Más importante aún, los sheriffs se benefician -electoralmente, personalmente y financieramente- de su estatura como grandes funcionarios encargados de hacer cumplir la ley. La vaguedad de sus funciones sólo les ayuda a perpetuar el arquetipo. Disfrutan de una medida de autoridad, tanto con los votantes como con los jurados, que es casi inexpugnable. Cuando Sessions describe a los sheriffs como «el protector del pueblo», usted y yo sabemos a qué tipo de personas se refiere: a los blancos que aman a los sheriffs. Según el propio Departamento de Justicia de Sessions, en 2013, el 78% de los sheriffs de Estados Unidos eran blancos. Hombres como McCall tenían una gran habilidad para conseguir que los residentes blancos temieran a los que le temían a él. Sessions, como muchos ya han señalado, tenía toda la razón cuando dijo que el cargo «es una parte fundamental de la herencia angloamericana de la aplicación de la ley.» Sólo que lo plantea como algo bueno cuando es precisamente lo contrario. Gilbert King, que ganó un premio Pulitzer por su trabajo en el que detalla las atrocidades de McCall en Devil in the Grove y que publicará otro excelente libro, previsto para esta primavera, sobre la injusticia en el condado de Lake, me escribió lo siguiente después de escuchar el discurso de Session:
«Históricamente, los sheriffs de ‘ley y orden’ reinaban en el Sur con la promesa implícita a su electorado de que utilizarían la aplicación de la ley como medio de control racial. Al igual que el fiscal general en sus comentarios, el Ku Klux Klan también quería que los sheriffs de los condados tuvieran más poder para ser el ‘protector del pueblo’, con menos interferencia del gobierno federal de EE.UU. y la ‘política’ de supervisión de los derechos civiles. Willis McCall no se habría opuesto a lo que ha dicho hoy Sessions»

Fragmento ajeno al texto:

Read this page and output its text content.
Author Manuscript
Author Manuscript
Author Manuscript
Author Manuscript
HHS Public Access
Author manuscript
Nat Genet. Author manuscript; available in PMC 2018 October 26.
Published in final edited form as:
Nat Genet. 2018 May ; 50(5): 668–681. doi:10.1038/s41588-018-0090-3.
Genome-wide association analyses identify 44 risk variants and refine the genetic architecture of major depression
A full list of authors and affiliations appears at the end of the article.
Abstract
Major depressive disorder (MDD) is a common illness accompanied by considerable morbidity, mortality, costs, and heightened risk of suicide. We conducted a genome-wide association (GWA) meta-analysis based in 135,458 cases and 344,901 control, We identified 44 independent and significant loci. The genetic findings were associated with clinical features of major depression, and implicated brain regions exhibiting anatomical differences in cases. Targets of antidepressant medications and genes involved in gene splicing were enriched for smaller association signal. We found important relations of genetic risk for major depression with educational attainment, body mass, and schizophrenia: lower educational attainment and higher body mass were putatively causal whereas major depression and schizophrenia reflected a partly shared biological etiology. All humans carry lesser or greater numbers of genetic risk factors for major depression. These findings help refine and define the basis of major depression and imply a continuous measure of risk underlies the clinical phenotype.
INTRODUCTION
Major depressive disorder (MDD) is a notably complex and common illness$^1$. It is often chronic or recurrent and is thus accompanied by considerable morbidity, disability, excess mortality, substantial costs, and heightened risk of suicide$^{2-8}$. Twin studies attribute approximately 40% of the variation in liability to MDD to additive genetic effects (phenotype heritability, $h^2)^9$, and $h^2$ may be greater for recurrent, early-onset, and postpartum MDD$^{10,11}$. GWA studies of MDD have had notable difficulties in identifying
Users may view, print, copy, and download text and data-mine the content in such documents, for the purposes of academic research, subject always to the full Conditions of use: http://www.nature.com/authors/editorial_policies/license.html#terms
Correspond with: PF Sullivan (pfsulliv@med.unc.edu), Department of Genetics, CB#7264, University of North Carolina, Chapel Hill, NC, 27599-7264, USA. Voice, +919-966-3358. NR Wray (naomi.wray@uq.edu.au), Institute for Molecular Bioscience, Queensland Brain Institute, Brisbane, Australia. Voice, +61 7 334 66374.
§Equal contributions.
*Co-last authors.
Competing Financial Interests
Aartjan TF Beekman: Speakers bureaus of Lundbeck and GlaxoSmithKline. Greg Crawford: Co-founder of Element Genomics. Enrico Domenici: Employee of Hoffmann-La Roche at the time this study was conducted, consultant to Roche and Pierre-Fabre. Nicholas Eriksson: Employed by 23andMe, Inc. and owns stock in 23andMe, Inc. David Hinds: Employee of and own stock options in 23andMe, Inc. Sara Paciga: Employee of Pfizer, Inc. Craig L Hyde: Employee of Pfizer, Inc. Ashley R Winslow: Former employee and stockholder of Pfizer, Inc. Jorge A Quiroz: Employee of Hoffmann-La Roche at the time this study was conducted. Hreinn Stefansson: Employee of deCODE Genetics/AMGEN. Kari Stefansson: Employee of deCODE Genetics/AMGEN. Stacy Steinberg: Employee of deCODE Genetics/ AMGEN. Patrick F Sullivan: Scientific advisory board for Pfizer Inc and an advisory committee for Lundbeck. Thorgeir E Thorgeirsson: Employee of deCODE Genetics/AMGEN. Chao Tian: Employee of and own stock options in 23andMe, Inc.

De nuevo, estamos hablando de una ocupación que tiene más de mil años. ¿Esa Asociación de Sheriffs a la que Sessions se dirigía? Están orgullosos de esta historia, y la exhiben alegremente en su página web («A lo largo de la primera frontera, los sheriffs administraban el castigo, no sólo el convencional como lo conocemos ahora, sino también la flagelación, el destierro o la ejecución por asfixia»), sin pensar en si la ocupación se ha convertido en un anacronismo en el siglo XXI.
Por otra parte, al igual que Sessions, probablemente saben lo retrógrado que es todo esto y lo abrazan calurosamente. En muchos sentidos, el trabajo no ha cambiado. El deber del sheriff sigue siendo «garantizar la paz», a menudo reprimiendo a quienes podrían disentir legítimamente, y a menudo en beneficio de unos pocos exaltados. Así que no es de extrañar que una vocación tan inútil y anticuada se encuentre floreciendo, envalentonada, bajo un presidente que se cree rey. En 2000, los votantes de Connecticut decidieron abolir la oficina del sheriff después de que el fiscal general del estado publicara un informe de casi 100 páginas en el que se detallaba la corrupción dentro del departamento. Quince años después, sólo cinco estados tenían una tasa más baja de crímenes violentos. Tal vez otros estados deberían seguir su ejemplo. Tal vez seríamos una nación más amable y mejor sin ningún sheriff.